Sports World Enterprises

Reporting of this information as:

a. A sole proprietorship:

Business income = $85,000

Long-term Capital Losses $12,000

Limit allowed for the year = $3,000

Personal Taxable Income = $82,000

b. A C-Corp:

Net operating income = $85,000

Long-term Capital Losses (LTCL) = $12,000

Corporate Taxable Income = $73,000

Personal Taxable Income = $40,000

c. An S-Corp:

Business income = $85,000

Long-term Capital Losses $12,000

Personal Taxable income = $73,000

Step-by-step explanation:

a) Data and Calculations:

Net operating income = $85,000

Long-term Capital Losses (LTCL) = $12,000

Drawings for personal use = $40,000

b) A sole proprietorship is a business entity owned by one person. It does not enjoy separate legal existence from the owner. All income from different sources are aggregated and taxed at the individual tax rate.

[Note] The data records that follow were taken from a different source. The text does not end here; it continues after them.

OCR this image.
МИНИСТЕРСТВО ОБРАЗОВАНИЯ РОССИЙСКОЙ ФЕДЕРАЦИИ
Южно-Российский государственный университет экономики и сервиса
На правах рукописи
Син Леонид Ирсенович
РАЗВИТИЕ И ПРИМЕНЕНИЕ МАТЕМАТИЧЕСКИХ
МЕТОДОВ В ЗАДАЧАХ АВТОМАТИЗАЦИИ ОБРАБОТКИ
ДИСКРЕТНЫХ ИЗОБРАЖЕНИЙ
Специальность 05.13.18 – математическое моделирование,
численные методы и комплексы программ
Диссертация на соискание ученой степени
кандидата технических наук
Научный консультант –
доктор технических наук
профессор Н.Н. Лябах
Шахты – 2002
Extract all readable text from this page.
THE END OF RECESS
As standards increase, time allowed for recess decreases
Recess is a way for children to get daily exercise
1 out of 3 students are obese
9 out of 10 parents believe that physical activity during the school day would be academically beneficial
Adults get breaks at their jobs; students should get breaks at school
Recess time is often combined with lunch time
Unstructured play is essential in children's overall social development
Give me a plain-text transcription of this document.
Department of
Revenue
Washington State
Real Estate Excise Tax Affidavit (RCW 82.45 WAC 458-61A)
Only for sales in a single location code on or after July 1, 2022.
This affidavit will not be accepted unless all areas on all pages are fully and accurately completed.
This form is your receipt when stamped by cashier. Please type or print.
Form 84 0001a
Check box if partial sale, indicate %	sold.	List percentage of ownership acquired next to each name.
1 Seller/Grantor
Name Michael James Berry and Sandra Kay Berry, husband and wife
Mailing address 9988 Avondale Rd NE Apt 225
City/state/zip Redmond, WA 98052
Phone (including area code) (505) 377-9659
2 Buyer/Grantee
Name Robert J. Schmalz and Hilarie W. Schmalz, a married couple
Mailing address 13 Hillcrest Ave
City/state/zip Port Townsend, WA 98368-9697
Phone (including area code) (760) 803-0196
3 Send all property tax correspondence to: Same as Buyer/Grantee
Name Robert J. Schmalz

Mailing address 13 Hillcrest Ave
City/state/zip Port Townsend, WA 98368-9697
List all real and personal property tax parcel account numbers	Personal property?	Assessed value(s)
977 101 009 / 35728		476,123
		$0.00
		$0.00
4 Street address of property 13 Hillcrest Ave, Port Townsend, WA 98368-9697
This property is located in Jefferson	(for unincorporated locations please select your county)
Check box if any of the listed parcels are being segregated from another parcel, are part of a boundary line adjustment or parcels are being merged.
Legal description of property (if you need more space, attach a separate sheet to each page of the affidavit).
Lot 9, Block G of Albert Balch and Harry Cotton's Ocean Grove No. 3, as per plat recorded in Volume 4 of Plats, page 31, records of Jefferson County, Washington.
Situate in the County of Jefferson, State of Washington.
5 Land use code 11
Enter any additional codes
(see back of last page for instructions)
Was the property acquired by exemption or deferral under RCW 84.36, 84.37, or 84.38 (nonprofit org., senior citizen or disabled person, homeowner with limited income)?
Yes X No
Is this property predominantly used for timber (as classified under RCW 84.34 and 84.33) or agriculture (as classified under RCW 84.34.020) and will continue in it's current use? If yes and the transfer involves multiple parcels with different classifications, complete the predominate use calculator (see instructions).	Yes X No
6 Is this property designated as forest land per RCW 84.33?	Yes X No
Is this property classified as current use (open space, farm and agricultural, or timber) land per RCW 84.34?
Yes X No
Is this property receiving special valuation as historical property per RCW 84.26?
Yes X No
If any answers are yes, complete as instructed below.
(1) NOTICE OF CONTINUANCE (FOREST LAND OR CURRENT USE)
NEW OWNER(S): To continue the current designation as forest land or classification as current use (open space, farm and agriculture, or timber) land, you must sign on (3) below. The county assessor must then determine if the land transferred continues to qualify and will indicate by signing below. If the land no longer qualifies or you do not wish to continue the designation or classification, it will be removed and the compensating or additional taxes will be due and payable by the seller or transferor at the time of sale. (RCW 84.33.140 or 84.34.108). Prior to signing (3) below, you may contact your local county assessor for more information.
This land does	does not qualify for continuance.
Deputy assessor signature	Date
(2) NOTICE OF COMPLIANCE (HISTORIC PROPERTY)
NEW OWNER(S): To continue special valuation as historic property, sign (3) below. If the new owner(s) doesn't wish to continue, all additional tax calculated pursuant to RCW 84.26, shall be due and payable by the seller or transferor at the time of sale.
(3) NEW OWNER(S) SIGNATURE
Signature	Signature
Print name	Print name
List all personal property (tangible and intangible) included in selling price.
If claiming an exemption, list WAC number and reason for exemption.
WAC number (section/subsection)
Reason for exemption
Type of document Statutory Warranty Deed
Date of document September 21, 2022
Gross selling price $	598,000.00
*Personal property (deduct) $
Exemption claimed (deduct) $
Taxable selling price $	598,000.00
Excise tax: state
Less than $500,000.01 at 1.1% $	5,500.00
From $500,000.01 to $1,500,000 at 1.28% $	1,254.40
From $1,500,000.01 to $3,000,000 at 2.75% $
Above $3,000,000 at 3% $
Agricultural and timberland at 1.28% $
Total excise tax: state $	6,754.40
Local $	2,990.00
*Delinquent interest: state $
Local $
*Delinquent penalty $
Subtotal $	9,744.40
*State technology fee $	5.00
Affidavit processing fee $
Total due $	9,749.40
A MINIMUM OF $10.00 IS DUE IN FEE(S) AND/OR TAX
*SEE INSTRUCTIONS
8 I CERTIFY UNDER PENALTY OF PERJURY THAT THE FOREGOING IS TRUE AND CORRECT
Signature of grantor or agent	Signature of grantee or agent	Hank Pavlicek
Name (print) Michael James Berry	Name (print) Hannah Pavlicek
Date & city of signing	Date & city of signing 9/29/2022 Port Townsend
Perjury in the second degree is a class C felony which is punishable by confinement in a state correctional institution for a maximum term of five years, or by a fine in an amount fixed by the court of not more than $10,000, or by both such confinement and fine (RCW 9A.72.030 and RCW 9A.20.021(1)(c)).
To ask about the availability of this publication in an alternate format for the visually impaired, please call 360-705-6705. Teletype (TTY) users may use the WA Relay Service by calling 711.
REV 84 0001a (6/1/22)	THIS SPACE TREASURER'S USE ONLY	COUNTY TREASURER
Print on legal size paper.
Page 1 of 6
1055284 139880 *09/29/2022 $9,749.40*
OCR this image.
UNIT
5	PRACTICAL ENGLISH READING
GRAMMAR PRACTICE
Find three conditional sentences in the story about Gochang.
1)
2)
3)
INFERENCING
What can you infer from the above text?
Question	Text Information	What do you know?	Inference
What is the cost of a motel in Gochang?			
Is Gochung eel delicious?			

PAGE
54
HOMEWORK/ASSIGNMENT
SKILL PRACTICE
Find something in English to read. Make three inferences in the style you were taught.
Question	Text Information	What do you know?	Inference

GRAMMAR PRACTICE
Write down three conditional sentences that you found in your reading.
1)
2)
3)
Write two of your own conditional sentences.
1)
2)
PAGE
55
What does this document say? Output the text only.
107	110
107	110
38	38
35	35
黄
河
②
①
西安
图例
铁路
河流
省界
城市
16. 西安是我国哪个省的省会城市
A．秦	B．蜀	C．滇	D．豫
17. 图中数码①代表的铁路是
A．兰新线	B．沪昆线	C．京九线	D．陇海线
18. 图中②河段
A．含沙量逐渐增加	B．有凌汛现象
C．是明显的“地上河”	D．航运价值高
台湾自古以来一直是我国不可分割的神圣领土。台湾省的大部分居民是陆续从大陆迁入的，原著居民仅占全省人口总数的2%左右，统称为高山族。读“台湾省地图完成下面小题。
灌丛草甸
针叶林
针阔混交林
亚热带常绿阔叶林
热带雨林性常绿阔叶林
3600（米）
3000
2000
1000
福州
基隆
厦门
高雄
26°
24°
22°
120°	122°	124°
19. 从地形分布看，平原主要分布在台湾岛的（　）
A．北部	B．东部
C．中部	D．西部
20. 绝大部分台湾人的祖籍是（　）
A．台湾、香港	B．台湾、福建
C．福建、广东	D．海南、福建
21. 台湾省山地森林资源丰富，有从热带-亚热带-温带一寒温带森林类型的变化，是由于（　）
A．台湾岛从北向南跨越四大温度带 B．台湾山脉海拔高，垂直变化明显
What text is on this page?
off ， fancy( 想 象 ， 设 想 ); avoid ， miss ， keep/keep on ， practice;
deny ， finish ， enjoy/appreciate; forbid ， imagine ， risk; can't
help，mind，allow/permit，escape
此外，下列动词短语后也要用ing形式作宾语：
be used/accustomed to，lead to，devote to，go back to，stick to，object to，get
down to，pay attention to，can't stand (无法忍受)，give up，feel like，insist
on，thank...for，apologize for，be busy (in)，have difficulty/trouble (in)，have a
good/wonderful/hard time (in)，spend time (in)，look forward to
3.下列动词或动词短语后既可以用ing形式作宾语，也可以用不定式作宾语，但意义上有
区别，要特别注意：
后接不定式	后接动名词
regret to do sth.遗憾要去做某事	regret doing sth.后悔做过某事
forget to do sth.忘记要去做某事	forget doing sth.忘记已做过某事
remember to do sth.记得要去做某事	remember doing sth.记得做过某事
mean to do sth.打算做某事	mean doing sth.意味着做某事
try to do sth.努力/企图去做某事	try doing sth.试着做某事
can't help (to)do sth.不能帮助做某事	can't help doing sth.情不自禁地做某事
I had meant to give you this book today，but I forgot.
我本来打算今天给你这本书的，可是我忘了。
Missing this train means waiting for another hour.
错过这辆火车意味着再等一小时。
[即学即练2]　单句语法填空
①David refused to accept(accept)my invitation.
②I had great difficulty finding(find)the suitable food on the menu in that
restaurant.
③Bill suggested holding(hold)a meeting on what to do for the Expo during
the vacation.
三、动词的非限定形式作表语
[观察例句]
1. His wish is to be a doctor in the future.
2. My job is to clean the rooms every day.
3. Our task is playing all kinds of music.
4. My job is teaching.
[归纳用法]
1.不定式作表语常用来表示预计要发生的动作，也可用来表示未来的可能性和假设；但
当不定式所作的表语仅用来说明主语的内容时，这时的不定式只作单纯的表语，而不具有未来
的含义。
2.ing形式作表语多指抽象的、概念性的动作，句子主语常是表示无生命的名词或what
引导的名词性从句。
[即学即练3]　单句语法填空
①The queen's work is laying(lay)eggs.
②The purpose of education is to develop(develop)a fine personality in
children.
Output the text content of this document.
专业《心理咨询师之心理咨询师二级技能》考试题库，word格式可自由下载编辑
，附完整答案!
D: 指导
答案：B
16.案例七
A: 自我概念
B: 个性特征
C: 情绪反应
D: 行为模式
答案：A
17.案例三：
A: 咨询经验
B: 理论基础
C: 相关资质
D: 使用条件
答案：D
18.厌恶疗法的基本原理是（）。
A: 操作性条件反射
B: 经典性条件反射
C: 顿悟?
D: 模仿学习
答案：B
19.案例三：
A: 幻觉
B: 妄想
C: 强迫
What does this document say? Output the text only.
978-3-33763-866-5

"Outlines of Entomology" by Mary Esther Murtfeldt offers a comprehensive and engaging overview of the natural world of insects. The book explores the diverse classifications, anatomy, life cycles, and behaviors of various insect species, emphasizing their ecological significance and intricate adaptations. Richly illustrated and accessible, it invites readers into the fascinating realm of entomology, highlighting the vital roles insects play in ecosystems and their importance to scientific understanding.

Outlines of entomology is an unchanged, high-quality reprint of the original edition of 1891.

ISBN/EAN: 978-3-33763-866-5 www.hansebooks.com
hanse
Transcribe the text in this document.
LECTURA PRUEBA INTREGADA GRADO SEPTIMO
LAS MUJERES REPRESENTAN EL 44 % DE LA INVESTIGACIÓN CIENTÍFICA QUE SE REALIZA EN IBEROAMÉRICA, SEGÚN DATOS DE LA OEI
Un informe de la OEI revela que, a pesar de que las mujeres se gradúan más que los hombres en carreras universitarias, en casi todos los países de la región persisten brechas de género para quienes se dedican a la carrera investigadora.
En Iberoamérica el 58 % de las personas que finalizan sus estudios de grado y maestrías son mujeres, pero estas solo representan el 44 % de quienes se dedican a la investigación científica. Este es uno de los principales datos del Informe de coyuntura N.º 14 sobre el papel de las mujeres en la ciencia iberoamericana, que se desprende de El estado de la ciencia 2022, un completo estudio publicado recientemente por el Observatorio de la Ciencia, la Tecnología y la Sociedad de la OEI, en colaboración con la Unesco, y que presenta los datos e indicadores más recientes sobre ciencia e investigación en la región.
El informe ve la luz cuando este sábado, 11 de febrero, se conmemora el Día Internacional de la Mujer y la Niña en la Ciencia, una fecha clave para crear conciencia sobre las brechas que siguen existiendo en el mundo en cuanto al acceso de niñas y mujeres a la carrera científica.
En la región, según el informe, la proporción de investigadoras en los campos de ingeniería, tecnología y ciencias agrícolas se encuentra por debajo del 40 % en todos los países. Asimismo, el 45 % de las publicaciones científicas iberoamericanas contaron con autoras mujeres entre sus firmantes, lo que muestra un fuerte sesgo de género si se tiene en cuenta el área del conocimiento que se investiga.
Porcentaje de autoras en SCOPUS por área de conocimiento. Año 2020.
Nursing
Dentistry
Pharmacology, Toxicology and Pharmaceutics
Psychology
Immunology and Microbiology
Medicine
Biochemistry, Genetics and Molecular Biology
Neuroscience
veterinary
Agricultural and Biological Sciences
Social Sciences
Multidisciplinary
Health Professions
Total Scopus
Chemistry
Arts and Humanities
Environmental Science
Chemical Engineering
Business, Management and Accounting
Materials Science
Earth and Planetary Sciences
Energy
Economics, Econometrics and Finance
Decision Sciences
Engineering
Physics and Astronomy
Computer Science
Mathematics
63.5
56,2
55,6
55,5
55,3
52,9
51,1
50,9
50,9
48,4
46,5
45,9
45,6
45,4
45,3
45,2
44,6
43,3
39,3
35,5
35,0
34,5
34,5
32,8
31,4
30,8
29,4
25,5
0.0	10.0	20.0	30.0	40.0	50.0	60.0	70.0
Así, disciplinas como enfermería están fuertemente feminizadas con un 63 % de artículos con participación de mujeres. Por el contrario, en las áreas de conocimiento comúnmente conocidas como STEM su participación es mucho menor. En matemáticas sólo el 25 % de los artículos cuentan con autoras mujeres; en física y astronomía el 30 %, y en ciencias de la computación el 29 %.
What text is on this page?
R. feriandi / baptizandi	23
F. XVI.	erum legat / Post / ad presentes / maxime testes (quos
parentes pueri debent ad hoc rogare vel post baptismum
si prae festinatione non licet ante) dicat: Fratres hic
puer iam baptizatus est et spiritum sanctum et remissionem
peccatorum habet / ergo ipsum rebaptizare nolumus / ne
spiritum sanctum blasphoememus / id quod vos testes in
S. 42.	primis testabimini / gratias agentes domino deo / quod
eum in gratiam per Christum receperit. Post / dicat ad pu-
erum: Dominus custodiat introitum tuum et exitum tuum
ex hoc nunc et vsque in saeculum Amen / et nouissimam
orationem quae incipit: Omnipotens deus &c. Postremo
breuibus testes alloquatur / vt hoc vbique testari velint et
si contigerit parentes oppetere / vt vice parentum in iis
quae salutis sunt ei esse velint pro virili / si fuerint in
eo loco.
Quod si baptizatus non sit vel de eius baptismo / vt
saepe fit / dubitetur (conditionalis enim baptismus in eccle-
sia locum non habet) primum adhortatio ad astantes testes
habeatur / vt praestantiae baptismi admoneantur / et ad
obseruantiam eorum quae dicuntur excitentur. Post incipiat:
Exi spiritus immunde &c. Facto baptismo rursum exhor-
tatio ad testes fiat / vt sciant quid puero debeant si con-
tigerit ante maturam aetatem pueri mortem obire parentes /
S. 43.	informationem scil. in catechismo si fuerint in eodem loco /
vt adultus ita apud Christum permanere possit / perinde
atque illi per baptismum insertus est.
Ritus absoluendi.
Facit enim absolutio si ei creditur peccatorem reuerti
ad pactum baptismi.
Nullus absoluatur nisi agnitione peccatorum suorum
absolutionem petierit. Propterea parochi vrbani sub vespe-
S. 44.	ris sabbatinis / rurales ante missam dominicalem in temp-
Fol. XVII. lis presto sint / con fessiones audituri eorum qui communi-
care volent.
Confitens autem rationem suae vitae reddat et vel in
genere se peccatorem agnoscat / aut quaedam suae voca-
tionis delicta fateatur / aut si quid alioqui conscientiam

c) A C-Corporation is a legal entity that is separate from the owner(s). Its income is taxed at the corporate rate before distribution to the owner(s). The distributed income to the owner(s) is also taxed at the individual tax rate.

d) An S-Corporation, while it enjoys a separate legal existence, is a special form of a corporation, whereby the earnings are passed through the owners and are taxed at the individual tax rate.